All of this information, as well as supplemental research, informs the drafting of the committee’s Concluding Observations, a report meant to issue recommendations and serve as the basis for the ongoing, consultative relationship between multilateral human rights mechanisms and national governments. F2G was part of a massive, early wave of shadow reporting by US civil society that persists today.
But why would frontline activists take time and raise money to bring their claims to a body of independent experts with no recognizable authority over the institutions responsible for the abuse and pain laid bare over the 100 days of the uprising? What utility, leverage, or opportunity does shadow reporting afford a movement like the one that coalesced in Ferguson?
An initial instinct is to look for the ways that advocates would use spaces like treaty body hearings to apply pressure on states, hoping to see a change in the state’s behavior. States generally do not prefer this kind of attention; mobilizing shame and raising awareness of abuse may, under certain circumstances, force them to bend to the power flexed by advocates and campaigners.
However, in interviews with F2G delegates, I did not encounter anyone who thought they would be able to sway US behavior in the areas of police violence or racial injustice. No one thought their UN appearance would change Wilson’s fate or produce a sea change in favor of reparations.

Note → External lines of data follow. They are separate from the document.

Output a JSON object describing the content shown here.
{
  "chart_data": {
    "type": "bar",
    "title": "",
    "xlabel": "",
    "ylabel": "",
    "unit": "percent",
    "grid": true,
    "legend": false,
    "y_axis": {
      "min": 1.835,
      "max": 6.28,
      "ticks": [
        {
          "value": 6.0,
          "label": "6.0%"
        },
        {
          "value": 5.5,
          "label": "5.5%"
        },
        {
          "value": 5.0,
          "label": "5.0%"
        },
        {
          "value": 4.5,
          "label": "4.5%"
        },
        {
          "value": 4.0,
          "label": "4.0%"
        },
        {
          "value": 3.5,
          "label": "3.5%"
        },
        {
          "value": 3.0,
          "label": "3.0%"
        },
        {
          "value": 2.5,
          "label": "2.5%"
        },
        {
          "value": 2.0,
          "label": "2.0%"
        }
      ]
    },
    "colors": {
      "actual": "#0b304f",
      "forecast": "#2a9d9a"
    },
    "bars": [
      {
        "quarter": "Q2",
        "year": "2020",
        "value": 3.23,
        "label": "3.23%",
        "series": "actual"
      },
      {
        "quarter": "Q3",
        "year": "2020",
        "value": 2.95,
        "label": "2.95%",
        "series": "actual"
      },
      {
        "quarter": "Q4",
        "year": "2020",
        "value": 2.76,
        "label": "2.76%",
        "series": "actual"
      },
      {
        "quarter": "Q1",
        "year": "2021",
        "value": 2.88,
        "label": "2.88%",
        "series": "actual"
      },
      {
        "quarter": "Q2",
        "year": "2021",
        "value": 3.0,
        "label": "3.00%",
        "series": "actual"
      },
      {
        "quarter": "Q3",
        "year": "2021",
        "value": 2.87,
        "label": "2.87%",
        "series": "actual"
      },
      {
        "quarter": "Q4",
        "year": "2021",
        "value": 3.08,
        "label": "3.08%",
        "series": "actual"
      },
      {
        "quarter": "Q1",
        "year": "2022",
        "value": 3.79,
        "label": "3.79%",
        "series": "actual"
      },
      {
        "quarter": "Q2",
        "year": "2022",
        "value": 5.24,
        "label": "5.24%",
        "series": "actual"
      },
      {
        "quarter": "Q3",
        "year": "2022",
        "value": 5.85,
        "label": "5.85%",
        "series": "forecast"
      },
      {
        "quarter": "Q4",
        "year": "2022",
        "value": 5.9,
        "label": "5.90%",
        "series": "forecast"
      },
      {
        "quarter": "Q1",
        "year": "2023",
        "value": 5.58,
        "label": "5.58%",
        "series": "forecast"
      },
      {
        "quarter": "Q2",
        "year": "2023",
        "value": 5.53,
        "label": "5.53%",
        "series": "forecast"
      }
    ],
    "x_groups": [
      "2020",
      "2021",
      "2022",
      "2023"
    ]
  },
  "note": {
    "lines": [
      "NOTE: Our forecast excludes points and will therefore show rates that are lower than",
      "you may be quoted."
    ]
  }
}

As Ferguson organizer Tara Thompson remarked, “So, if we’re really being honest about what I thought we would get, I thought we would get nothing—the same thing we’ve always gotten from the system that is built to murder us.”

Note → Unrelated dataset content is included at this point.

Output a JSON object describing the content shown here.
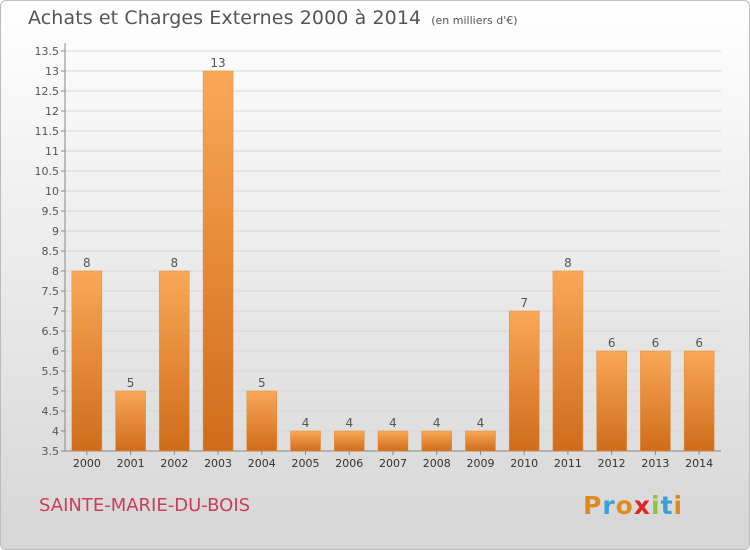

Instead, as I conclude in an article recently published in Human Rights Quarterly, shadow reporting is a practice that has the potential to provide space for recognition and restoration that mobilizes law in the service of human dignity.
The answer offered by F2G delegates suggests that the shadow reporting process presents a unique opportunity for people and communities impacted by human rights abuse to have their grief and grievances acknowledged as legitimate and real by an official authority.
Lezley McSpadden, Brown’s mother, spoke in the session for this purpose. Law professor, scholar, and activist Justin Hansford, prepared McSpadden for testimony and reported that “she had to go all the way to Geneva before she could find a place where she could tell her story before a group of officials and they respected her and they recognized her dignity.”
Meena Jagannath, delegation member and human rights lawyer, broadens this expression: “A forum like that has [the power to uplift] what the most disenfranchised people generally feel. They were able to reclaim that humanity in a public forum.”
And, yes, the arc of the universe is long and bends toward justice; every little bit counts as we march onward toward freedom, and we must continue to pressure states to do better. But we should take seriously that core and basic human rights values like dignity and respect, like the bare condition of being affirmed as a living human being, can be pursued and attained without state permission or acquiescence, without state will or capacity. Without demanding anything of the state nor expecting anything in return, people impacted by human rights abuse appear in pursuit of something historically denied.
Venues endowed with authority and status, especially those backed by a legal mandate, can serve restorative or even reparative functions by holding space for truth-telling and testimony. Treaty body reporting sessions, though never envisioned to occupy such a role, possess this capacity and can be a powerful context for the pursuit of a notion of justice that is personal and profound.